Ahmed Loutfi, samedi 20 décembre 2008
UE-Israël. Le « rehaussement » annoncé des relations euro-israéliennes intervient à l’heure où les Palestiniens subissent de plus en plus des pressions israéliennes, compromettant toute chance de règlement.
Le moment est mal venu. Celui de l’annonce d’une future intensification des relations entre l’Union Européenne (UE) et Israël. Les Européens ont décidé de multiplier les contacts de haut niveau avec Israël dans le cadre d’un accord qui devrait être adopté en avril 2009, selon une déclaration approuvée à Bruxelles. Or, il est évident qu’un tel processus intervient à un moment peu favorable. C’est que les pressions dont font objet les Palestiniens et le déni de leurs droits même les plus élémentaires par Israël ont atteint leur paroxysme à l’heure.

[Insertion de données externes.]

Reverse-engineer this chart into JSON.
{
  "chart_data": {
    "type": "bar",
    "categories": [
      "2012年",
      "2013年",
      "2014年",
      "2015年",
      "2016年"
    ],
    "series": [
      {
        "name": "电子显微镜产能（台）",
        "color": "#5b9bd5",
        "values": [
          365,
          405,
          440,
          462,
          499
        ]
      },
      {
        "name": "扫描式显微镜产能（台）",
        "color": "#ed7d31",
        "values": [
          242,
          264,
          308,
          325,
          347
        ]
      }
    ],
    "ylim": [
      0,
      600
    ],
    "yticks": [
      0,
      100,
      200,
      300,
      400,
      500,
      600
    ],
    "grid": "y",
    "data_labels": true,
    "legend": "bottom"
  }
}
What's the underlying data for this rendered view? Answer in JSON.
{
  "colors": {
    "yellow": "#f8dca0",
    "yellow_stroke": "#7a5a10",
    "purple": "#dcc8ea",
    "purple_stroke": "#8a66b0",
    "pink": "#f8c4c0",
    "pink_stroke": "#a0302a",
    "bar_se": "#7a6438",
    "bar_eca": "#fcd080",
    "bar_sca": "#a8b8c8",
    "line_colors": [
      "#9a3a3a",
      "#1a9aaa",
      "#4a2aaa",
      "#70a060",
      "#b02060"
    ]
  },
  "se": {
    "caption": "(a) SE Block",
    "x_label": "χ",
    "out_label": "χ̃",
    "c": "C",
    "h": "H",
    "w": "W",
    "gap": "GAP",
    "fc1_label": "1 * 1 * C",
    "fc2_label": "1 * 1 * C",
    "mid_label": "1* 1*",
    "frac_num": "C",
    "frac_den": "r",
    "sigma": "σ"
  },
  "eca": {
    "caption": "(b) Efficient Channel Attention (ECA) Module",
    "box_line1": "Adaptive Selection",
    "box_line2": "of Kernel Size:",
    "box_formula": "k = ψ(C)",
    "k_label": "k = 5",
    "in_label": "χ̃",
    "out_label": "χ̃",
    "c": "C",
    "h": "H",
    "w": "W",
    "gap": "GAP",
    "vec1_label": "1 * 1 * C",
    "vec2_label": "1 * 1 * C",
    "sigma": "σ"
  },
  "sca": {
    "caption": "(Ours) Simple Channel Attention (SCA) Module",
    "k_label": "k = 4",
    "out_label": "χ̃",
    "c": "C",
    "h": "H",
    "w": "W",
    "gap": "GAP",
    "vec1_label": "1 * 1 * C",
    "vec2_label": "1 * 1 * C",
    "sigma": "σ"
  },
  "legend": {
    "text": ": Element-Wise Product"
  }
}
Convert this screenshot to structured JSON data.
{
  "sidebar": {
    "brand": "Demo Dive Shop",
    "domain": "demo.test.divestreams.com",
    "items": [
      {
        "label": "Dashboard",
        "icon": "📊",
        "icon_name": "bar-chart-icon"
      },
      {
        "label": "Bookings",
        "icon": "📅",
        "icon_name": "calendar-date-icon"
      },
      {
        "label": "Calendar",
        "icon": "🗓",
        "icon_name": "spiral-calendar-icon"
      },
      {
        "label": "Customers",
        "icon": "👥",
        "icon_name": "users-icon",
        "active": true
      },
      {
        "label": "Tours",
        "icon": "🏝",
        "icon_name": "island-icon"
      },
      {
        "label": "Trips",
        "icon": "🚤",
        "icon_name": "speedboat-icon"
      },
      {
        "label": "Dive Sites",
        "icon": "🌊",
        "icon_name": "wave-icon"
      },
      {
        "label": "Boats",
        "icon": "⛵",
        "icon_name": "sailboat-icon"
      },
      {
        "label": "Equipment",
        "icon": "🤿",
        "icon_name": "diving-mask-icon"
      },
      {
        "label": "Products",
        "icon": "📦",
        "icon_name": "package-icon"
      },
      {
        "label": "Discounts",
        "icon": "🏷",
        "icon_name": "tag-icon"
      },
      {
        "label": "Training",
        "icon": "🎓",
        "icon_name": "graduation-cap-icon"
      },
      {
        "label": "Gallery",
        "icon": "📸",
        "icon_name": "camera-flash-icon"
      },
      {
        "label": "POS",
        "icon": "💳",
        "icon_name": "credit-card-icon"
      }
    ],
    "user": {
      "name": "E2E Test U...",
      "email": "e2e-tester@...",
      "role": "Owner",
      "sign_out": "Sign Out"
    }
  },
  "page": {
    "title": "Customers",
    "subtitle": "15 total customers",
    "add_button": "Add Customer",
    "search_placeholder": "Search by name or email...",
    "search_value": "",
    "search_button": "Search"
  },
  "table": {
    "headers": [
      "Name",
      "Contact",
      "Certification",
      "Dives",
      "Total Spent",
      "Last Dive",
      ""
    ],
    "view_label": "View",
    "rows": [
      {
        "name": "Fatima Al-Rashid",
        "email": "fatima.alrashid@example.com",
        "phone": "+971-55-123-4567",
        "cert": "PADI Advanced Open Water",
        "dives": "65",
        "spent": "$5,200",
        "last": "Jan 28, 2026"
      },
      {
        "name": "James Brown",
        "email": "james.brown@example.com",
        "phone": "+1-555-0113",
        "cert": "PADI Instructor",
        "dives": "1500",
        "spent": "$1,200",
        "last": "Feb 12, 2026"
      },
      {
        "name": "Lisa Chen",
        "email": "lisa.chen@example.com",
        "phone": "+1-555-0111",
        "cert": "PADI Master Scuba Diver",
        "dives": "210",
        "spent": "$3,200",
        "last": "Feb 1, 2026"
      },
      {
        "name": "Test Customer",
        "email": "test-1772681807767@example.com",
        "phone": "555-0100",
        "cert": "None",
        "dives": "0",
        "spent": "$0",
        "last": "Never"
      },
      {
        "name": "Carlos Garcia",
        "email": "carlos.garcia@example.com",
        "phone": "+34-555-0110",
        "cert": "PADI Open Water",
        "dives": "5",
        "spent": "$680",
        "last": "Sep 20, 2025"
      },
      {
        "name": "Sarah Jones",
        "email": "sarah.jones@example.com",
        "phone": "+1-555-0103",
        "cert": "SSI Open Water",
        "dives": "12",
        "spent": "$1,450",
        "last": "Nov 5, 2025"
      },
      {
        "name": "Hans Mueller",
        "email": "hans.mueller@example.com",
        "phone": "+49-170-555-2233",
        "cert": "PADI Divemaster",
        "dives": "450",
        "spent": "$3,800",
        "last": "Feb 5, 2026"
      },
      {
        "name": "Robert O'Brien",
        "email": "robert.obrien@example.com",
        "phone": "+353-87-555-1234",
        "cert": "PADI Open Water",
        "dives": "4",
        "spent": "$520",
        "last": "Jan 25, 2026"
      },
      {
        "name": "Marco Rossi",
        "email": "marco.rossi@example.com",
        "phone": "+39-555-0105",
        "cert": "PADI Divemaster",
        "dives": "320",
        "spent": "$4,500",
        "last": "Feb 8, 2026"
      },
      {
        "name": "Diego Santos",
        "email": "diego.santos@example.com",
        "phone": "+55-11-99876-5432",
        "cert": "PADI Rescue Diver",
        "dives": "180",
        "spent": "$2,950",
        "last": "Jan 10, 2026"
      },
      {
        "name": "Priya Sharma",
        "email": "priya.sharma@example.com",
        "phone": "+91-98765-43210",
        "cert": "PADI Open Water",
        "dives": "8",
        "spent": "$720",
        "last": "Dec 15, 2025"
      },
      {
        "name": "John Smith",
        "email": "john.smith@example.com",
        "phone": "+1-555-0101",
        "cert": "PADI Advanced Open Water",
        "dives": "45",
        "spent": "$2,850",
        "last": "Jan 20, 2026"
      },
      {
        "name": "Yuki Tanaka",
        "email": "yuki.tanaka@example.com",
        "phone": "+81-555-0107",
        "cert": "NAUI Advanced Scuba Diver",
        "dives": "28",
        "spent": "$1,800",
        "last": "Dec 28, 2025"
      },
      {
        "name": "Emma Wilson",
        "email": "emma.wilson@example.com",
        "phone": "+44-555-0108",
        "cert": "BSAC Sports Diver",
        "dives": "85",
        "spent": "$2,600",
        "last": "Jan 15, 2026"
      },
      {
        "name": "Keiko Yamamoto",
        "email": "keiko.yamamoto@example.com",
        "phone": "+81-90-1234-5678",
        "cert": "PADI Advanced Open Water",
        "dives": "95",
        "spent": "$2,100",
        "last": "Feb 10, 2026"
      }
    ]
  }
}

Parallèlement, le processus de paix semble s’acheminer vers une voie de garage, avec la période de vide qui va s’installer avec le changement de locataire à la Maison Blanche et les élections israéliennes anticipées qui verront, selon les prévisions, le succès d’un Likoud de plus en plus extrémiste. Les Palestiniens ne veulent cependant pas baisser les bras et l’on essaye de redonner un espoir, qui ne serait qu’un leurre finalement.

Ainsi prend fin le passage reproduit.